Sol para todos
Esse é mais um caso verídico da minha lavra de trabalhos humanitários em prol de outras pessoas. Corria o final do ano de 1.984. Estava nessa época prestando serviço na fiscalização de tributos de Mato Grosso, na condição de servidor celetista, ou melhor dizendo, não era concursado, era apenas contratado. Implica dizer que não gozava de estabilidade no serviço público e sendo assim, por qualquer motivo poderia ser dispensado do cargo sem direito a qualquer tipo de indenização ou benefício legal. A minha família era composta de minha companheira mais um casal de filhos. Morava de aluguel e a vida andava devagar e sem grandes perspectivas salariais. Enfrentava obstáculos gigantescos para sobreviver e, por isso, almejava submeter-me a um concurso público. No finalzinho do ano de 1.984, saiu o edital do Concurso Público para o cargo de Agente de Fiscalização e Arrecadação dos Tributos Estaduais de Mato Grosso. Me inscrevi de imediato, pensando freqüentar uma escola específica para concurso público. Cheguei a freqüentar uma escola criada somente para os funcionários do fisco que não eram concursados. Participei de algumas aulas, mas notei que se continuasse nessa escola, iria perder muito tempo, pois o nível de escolaridade de alguns colegas de fisco deixava muito a desejar. Objetivando não perder tempo, decidi que não mais freqüentaria aquela escola e resolvi criar meu laboratório de estudos em minha própria residência, ensejando estudar com profundidade toda a programação constante no referido edital.
A proprietária da casa onde eu residia era a senhora, Valdenora, que residia em um barracão aos fundos da residência que me alugara. Sabendo do meu intento em estudar para o referido concurso, a senhora Valdenora procurou-me dizendo que o filho dela, o Pethersen Batista do Nascimento também estava pretendendo fazer o concurso, principalmente porque no serviço de corretagem onde trabalhava, ganhava muito pouco. Sabedor de que o Pethersen era arrimo de família, resolvi então convidá-lo a estudar comigo, o que, de certa forma, para ele já representava uma vantagem a mais, pois além de eu já pertencer ao quadro do fisco mato-grossense, poderia lhe passar todos os conhecimentos que possuia na área de Legislação Tributária e na de Prática e Procedimentos Fiscais, que eram justamente as disciplinas que ferrava o pessoal que não pertencia ao fisco quando prestava concurso para os quadros da fiscalização. Tudo preparado para o início dos estudos, eis que me aparece o Pethersen, acompanhado por um seu amigo, o Paulo Afonso, que também desejava fazer parte dos nossos estudos visando o Concurso Público. O Paulo me perguntou quanto cobraria para que ele participasse do grupo de estudos? Eu lhe respondi que tanto ele, como o Pethersen, não desembolsariam nenhum centavo para participarem, e que eu só exigia que prestassem bastante atenção nas aulas e procurassem não faltar para não ter que repetir determinado assunto estudado em cada dia de aprendizado. Determinei que só estudaríamos no período noturno das 19:00 às 24:00 horas, portanto um período de 5 hs diárias, e que as aulas se estenderiam aos sábados, domingos e feriados. Aconteceu, porém, que não nos atínhamos somente ao período de 5 horas diárias e na maioria das vezes, encerrávamos os estudos com o dia amanhecendo, dado o interesse demonstrado pelos mesmos, o que colaborou em muito para destrincharmos todas as apostilas, não deixando nada sem resposta.

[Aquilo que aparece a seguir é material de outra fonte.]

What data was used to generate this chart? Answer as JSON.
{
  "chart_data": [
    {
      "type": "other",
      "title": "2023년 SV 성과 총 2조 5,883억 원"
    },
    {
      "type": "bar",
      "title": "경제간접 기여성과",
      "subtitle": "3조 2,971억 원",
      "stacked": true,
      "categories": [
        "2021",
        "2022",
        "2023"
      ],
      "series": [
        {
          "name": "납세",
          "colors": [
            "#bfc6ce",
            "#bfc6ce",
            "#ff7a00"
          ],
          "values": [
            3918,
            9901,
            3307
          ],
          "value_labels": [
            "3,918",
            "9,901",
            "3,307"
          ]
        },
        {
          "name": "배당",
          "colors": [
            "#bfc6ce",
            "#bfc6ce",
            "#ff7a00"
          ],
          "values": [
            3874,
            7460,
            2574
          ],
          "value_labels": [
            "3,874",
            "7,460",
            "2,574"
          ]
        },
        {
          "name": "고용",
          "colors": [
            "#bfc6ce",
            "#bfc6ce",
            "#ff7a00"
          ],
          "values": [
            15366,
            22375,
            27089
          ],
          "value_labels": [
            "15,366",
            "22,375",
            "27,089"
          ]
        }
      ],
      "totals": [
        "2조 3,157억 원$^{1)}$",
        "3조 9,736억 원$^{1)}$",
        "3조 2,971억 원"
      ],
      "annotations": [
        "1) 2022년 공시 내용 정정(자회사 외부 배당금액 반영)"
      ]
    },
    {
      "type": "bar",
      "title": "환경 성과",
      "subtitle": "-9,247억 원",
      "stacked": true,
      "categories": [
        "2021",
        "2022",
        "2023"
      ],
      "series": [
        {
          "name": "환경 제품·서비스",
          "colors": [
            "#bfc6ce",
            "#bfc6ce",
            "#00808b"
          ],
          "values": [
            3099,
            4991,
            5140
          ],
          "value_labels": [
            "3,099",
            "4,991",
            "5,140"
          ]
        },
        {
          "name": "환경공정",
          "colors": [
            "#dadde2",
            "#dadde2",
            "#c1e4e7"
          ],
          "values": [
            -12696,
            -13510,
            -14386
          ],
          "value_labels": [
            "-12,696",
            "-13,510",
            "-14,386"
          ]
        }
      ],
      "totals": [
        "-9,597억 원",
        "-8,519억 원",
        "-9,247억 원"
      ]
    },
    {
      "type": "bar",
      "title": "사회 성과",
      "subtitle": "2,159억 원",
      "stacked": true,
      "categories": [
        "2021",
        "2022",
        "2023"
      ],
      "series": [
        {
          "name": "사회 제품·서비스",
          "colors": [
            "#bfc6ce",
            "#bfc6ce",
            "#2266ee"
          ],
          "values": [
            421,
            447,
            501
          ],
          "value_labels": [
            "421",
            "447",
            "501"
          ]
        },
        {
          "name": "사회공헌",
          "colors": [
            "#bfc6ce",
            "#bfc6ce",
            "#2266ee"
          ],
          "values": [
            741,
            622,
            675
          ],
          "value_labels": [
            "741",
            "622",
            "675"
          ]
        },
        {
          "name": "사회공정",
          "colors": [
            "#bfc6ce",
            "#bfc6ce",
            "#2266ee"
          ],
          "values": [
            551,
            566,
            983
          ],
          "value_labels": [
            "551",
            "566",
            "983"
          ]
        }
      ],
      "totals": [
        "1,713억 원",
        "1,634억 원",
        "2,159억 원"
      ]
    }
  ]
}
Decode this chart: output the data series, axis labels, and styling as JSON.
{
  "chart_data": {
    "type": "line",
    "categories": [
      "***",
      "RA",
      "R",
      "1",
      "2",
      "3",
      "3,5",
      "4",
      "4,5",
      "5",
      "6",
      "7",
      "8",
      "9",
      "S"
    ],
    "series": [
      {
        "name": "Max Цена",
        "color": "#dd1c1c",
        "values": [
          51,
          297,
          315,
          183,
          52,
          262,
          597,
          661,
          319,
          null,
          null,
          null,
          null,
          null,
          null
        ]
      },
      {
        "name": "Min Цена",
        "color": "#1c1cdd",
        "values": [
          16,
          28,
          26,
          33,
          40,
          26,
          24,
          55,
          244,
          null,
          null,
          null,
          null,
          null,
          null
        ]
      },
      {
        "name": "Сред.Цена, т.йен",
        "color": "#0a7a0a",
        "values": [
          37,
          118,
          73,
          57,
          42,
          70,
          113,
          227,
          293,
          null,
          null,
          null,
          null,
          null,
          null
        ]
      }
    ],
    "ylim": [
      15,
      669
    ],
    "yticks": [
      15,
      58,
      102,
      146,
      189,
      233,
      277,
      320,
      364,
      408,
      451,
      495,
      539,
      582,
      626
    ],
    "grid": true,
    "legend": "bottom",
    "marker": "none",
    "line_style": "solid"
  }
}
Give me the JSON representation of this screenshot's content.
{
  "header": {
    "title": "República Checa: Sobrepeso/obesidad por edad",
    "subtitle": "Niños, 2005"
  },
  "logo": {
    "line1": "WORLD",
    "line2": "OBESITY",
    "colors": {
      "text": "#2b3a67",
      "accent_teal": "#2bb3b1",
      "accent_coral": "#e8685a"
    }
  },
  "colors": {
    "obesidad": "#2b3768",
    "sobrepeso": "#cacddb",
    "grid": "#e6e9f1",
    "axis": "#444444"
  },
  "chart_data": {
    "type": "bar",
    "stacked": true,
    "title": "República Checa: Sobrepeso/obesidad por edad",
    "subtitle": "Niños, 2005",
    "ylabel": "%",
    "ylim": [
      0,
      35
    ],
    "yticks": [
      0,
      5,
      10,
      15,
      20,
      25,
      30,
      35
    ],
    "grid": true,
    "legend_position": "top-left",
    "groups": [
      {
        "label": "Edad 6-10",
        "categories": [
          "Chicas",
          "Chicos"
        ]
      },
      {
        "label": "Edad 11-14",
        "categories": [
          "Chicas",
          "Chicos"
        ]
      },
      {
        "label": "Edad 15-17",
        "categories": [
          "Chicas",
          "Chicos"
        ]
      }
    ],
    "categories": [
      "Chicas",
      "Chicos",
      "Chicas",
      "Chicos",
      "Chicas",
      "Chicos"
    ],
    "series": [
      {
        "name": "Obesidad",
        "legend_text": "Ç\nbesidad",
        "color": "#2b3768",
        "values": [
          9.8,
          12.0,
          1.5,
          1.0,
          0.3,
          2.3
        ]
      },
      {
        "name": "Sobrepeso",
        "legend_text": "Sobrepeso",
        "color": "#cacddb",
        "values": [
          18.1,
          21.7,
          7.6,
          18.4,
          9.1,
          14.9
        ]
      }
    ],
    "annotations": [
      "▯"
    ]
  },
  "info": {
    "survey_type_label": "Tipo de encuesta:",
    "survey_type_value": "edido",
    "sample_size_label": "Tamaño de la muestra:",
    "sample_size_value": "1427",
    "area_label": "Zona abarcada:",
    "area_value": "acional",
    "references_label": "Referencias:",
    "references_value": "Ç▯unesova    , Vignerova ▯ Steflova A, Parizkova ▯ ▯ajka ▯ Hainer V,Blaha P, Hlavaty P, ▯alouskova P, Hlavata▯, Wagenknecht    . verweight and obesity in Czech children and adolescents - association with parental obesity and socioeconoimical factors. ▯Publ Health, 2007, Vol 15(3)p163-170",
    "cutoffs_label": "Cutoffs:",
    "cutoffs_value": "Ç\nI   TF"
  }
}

Por ter formado esses grupo de estudos, consegui ganhar a antipatia de alguns de meus colegas fazendários, que eram unânimes em afirmar que o que eu estava fazendo não era admissível, pois, ao ensinar legislação tributária aos de fora dos quadros do fisco, estaria criando cobras para morder nossos colegas, pais de família, que precisavam passar no concurso para consolidarem suas situações dentro da fiscalização mato-grossense, uma vez que já pertenciam aos quadros da Secretaria de Fazenda, na condição de contratados e nomeados por ato governamental. Todas as vezes que saiam com essas desproposituras, eu dizia que embora eles pensassem dessa forma, eu, por outro lado, achava e sempre acharei que o sol nascera para todos. Não dando muita bola ao que diziam, continuávamos nossos estudos com dedicação, garra e, sobretudo, vontade de melhorar de vida. Não deu outra, no mês de maio de 1.985 prestamos o concurso e todos os integrantes desse meu grupo de estudo passaram e hoje são meus colegas e se revelaram excelentes fiscais. Fiquei muito gratificado em ter colaborado com pessoas pobres que precisavam de uma chance na vida. Hoje tanto o Paulo, como o Pethersen, possuem casa própria e cada um deles tem seu carro na garagem, além do que, melhoraram ostensivamente o nível de vida de suas famílias.